Surprising results with PCE for low number of samples

bsanderse · March 16, 2021, 10:08am

Hi all,

I’ve been doing some very simple tests on using PCE on a 1D sine function.
To my surprise, if I take only 2 or 3 samples, the PCE approximation does not result in a first order or second order polynomial. Below is a MWE:

rng default;

%% model definition
Model.mString = 'sin(2*pi*X(:,1))';
myModel       = uq_createModel(Model);

% list with number of samples to test
Samples_list = 2:4;
Nrun         = length(Samples_list);
error_LOO    = zeros(Nrun,1);

% loop over samples
for k=1:Nrun

  %% input
  mu    = 0.;
  sigma = 0.25;  

  Input.Marginals(1).Type = 'Uniform';
  Input.Marginals(1).Parameters = [mu-2*sigma, mu+2*sigma];
  Input.Marginals(1).Bounds = [mu-2*sigma, mu+2*sigma];
  myInput = uq_createInput(Input);

  %% LARS
  metamodelLARS.FullModel = myModel;
  metamodelLARS.Input     = myInput;
  metamodelLARS.Type      = 'Metamodel';
  metamodelLARS.MetaType  = 'PCE';
  metamodelLARS.Method    = 'LARS';
  metamodelLARS.Degree    = 1:8; % this automatically switches on degree adaptive PCE
  metamodelLARS.TruncOptions.qNorm = 0.5:0.1:1.5;

  metamodelLARS.ExpDesign.Sampling = 'LHS'; % or 'LHS' or 'Sobol' or 'Halton'
  metamodelLARS.ExpDesign.NSamples = Samples_list(k);

  myPCE_LARS  = uq_createModel(metamodelLARS);
    
  %% plot results
  Xsamples  = myPCE_LARS.ExpDesign.X;
  Ysamples  = myPCE_LARS.ExpDesign.Y;

  % evaluate the PCE model at many points
  X_PCE = linspace(Input.Marginals(1).Bounds(1),Input.Marginals(1).Bounds(2),100)';
  Y_PCE = uq_evalModel(myPCE_LARS,X_PCE);

  figure
  plot(Xsamples(:,1),Ysamples,'o');
  hold on
  plot(X_PCE(:,1),Y_PCE);

end

For 2 samples, I get as a solution a constant zero solution, whereas I would have expected a linear fit between the two data points. Another surprise is that I get myPCE_LARS.PCE.Basis.Degree to equal 1, while the basis coefficients are identically 0. I would think that’s a zero degree polynomial, given that the first (zeroth order) Legendre basis function is 1?
For 3 samples, a similar thing happens. I get a constant (non-zero) solution, whereas I would have expected a linear or quadratic fit between the three data points. Again, UQlab tells that the Degree is equal to 1, while only the first basis coefficient is nonzero.
For 4 samples things get much better, and I get as expected a third order polynomial with a nice fit.
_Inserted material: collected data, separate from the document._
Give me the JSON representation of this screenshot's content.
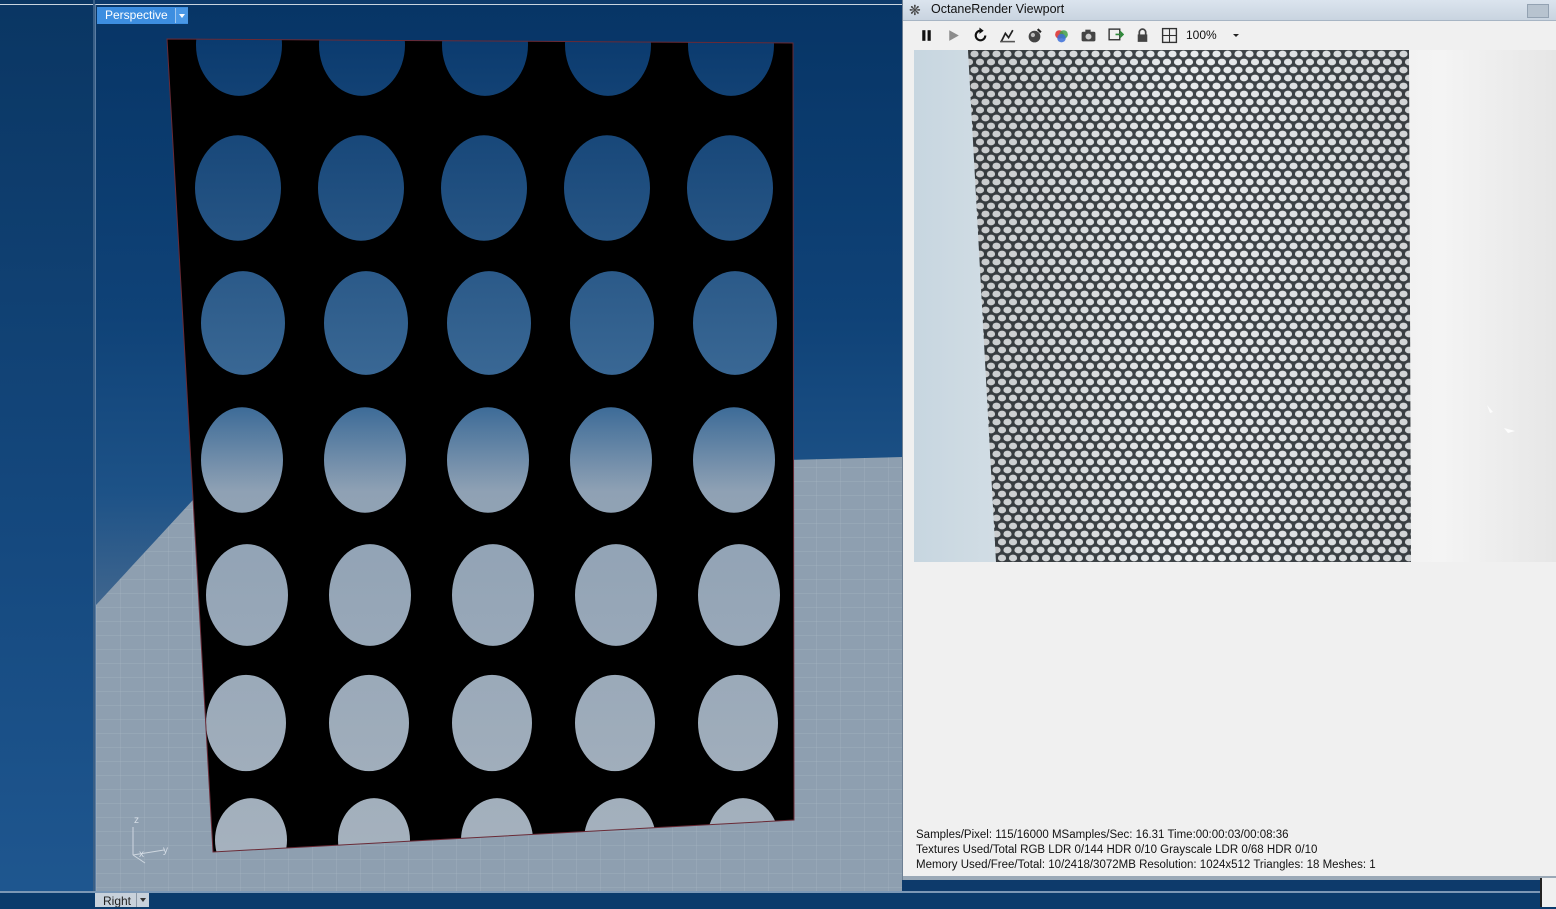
{
  "viewports": {
    "perspective_label": "Perspective",
    "right_label": "Right",
    "axis": {
      "z": "z",
      "x": "x",
      "y": "y"
    }
  },
  "octane": {
    "title": "OctaneRender Viewport",
    "toolbar": {
      "icons": [
        "pause-icon",
        "play-icon",
        "restart-icon",
        "render-region-icon",
        "material-picker-icon",
        "color-picker-icon",
        "camera-snapshot-icon",
        "export-icon",
        "lock-icon",
        "layout-icon"
      ],
      "zoom": "100%"
    },
    "stats": {
      "line1": "Samples/Pixel: 115/16000  MSamples/Sec: 16.31  Time:00:00:03/00:08:36",
      "line2": "Textures Used/Total RGB LDR 0/144  HDR 0/10  Grayscale LDR 0/68  HDR 0/10",
      "line3": "Memory Used/Free/Total: 10/2418/3072MB  Resolution: 1024x512  Triangles: 18  Meshes:  1"
    }
  },
  "colors": {
    "tab_active": "#3d8ee0",
    "panel_bg": "#f0f0f0",
    "viewport_sky": "#0f4277"
  }
}
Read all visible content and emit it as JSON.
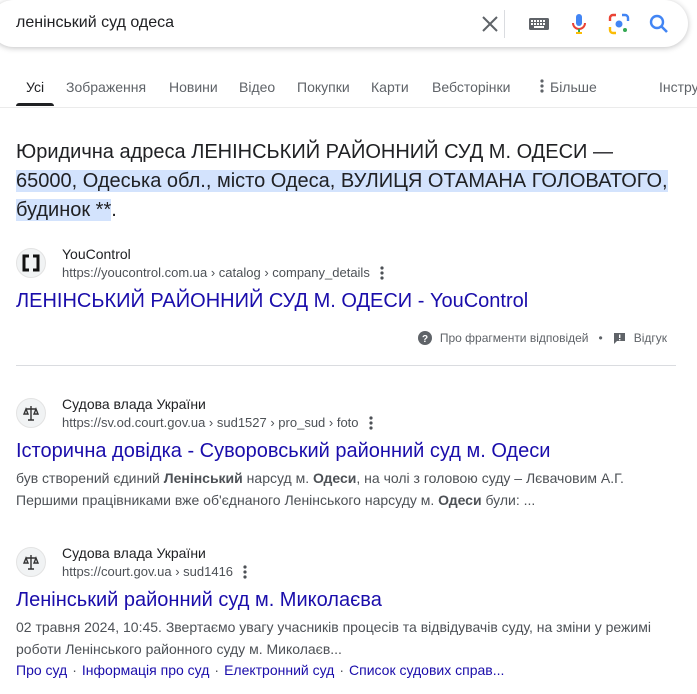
{
  "search": {
    "query": "ленінський суд одеса"
  },
  "tabs": [
    {
      "label": "Усі",
      "active": true
    },
    {
      "label": "Зображення"
    },
    {
      "label": "Новини"
    },
    {
      "label": "Відео"
    },
    {
      "label": "Покупки"
    },
    {
      "label": "Карти"
    },
    {
      "label": "Вебсторінки"
    },
    {
      "label": "Більше"
    },
    {
      "label": "Інстру"
    }
  ],
  "featured": {
    "text_before": "Юридична адреса ЛЕНІНСЬКИЙ РАЙОННИЙ СУД М. ОДЕСИ — ",
    "text_highlight": "65000, Одеська обл., місто Одеса, ВУЛИЦЯ ОТАМАНА ГОЛОВАТОГО, будинок **",
    "text_after": "."
  },
  "results": [
    {
      "site_name": "YouControl",
      "url": "https://youcontrol.com.ua › catalog › company_details",
      "title": "ЛЕНІНСЬКИЙ РАЙОННИЙ СУД М. ОДЕСИ - YouControl"
    },
    {
      "site_name": "Судова влада України",
      "url": "https://sv.od.court.gov.ua › sud1527 › pro_sud › foto",
      "title": "Історична довідка - Суворовський районний суд м. Одеси",
      "snippet_parts": [
        "був створений єдиний ",
        "Ленінський",
        " нарсуд м. ",
        "Одеси",
        ", на чолі з головою суду – Лєвачовим А.Г. Першими працівниками вже об'єднаного Ленінського нарсуду м. ",
        "Одеси",
        " були: ..."
      ]
    },
    {
      "site_name": "Судова влада України",
      "url": "https://court.gov.ua › sud1416",
      "title": "Ленінський районний суд м. Миколаєва",
      "snippet": "02 травня 2024, 10:45. Звертаємо увагу учасників процесів та відвідувачів суду, на зміни у режимі роботи Ленінського районного суду м. Миколаєв...",
      "sitelinks": [
        "Про суд",
        "Інформація про суд",
        "Електронний суд",
        "Список судових справ..."
      ]
    }
  ],
  "feedback": {
    "about_label": "Про фрагменти відповідей",
    "feedback_label": "Відгук"
  },
  "icons": {
    "clear": "close-icon",
    "keyboard": "keyboard-icon",
    "voice": "microphone-icon",
    "lens": "lens-icon",
    "search": "search-icon"
  },
  "colors": {
    "link": "#1a0dab",
    "highlight": "#d3e3fd",
    "google_blue": "#4285f4"
  }
}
So in summary I have two questions:

why does PCE on 2 or 3 samples not result in linear or quadratic approximations? is this because LARS is favouring low rank solutions, which are in this case a bit ‘too low’?
why does UQLab indicate that constant functions have degree 1?

I’m probably overlooking something since this is quite basic material. But any help would be appreciated.
Thanks!

Benjamin

nluethen · March 17, 2021, 12:41pm

Hi Benjamin,

Thanks for your question. I agree that on first glance, the results of your tests seem surprising, but there are easy explanations for this behavior.
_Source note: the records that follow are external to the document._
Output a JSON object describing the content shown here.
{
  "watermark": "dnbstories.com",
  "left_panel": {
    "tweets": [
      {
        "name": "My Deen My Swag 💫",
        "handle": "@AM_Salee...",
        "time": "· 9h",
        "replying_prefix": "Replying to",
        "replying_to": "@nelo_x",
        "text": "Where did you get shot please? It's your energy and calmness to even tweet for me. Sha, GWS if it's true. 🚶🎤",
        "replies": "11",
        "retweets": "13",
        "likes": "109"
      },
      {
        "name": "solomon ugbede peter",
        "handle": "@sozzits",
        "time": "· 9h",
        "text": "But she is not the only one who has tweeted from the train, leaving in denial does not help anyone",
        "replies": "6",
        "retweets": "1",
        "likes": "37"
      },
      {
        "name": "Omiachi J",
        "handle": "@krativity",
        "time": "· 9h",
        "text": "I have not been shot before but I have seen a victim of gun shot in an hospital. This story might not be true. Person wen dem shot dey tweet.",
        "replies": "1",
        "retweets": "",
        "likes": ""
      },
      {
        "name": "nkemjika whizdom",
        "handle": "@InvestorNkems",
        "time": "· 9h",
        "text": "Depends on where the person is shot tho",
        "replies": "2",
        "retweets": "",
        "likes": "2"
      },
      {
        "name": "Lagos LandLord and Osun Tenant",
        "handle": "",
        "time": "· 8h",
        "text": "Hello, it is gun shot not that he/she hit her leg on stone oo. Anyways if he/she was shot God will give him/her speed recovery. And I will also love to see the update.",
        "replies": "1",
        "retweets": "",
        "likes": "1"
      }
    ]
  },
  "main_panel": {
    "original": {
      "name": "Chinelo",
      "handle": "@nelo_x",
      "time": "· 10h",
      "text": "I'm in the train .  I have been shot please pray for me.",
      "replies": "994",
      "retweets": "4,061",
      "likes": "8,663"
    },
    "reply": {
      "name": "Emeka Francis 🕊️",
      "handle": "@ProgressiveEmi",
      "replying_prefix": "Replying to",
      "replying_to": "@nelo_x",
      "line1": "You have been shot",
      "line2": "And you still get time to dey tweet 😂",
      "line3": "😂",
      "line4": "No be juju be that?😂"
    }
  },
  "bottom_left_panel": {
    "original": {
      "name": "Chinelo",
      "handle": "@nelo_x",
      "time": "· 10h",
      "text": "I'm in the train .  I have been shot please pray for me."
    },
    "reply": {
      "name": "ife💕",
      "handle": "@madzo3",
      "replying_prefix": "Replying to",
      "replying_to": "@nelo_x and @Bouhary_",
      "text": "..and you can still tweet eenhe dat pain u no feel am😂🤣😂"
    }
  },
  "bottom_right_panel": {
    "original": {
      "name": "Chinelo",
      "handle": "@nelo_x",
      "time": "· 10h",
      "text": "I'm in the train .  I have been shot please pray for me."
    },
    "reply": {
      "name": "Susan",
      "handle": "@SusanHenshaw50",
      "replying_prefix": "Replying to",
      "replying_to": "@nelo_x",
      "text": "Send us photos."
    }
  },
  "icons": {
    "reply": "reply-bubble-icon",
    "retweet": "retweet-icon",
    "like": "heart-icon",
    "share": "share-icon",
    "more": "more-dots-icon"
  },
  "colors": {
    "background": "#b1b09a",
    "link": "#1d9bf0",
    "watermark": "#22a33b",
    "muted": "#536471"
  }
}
When you specify a range of degrees, UQLab will perform degree adaptivity, meaning that a PCE is computed for each degree in the range, and the best one based on LOO is chosen. Now if you have only 2 points and do LOO, only 1 point is left in the training set, which means that a constant function will always be the best fit. That’s why you get a constant function for 2 points.
However, since you specified the degrees starting from 1, the lowest degree that UQLab can use for the candidate basis is 1. This is why you get myPCE_LARS.PCE.Basis.Degree = 1. Note that this variable tells you the degree of the best (candidate) basis, not the degree of the active basis (i.e., the set of basis functions with nonzero coefficient).
If you had used OLS instead of LARS, and not specified degree adaptivity but a constant degree of 1, you’d have gotten a straight line as expected.

For 3 samples, it is similar: LARS first adds the constant basis element to the model and computes the associated LOO value. Then a second basis element is added and the associated LOO value is computed. Any higher-order terms, computed using only 2 points, will in general always predict the third point badly. So the best model is the one containing only the constant term. The degree-1 basis is the first one that is tried, so this one is chosen.

In general LARS will include at most N-1 basis functions into the model for N samples. As you see in your MWE (myPCE_LARS.PCE.Coefficients), for 4 points LARS decides to skip the degree-2 basis function and only include degree 1,3, and 4. You get a degree-4 polynomial, but the PCE has only 3 active basis functions as expected.

I hope this answers your questions. You can also explore these things yourself by setting breakpoints in uq_lar or uq_PCE_lars, and checking the struct lar_results in uq_PCE_lars or the informative fields in myPCE_LARS.Internal.PCE.LARS. Have fun!

bsanderse · March 17, 2021, 1:17pm

Hi Nora,
Thanks for the quick reply! This makes a lot of sense. I was not well aware of the difference between the degree of the best (candidate) basis, and the degree of the active basis, that’s a good one to keep in mind!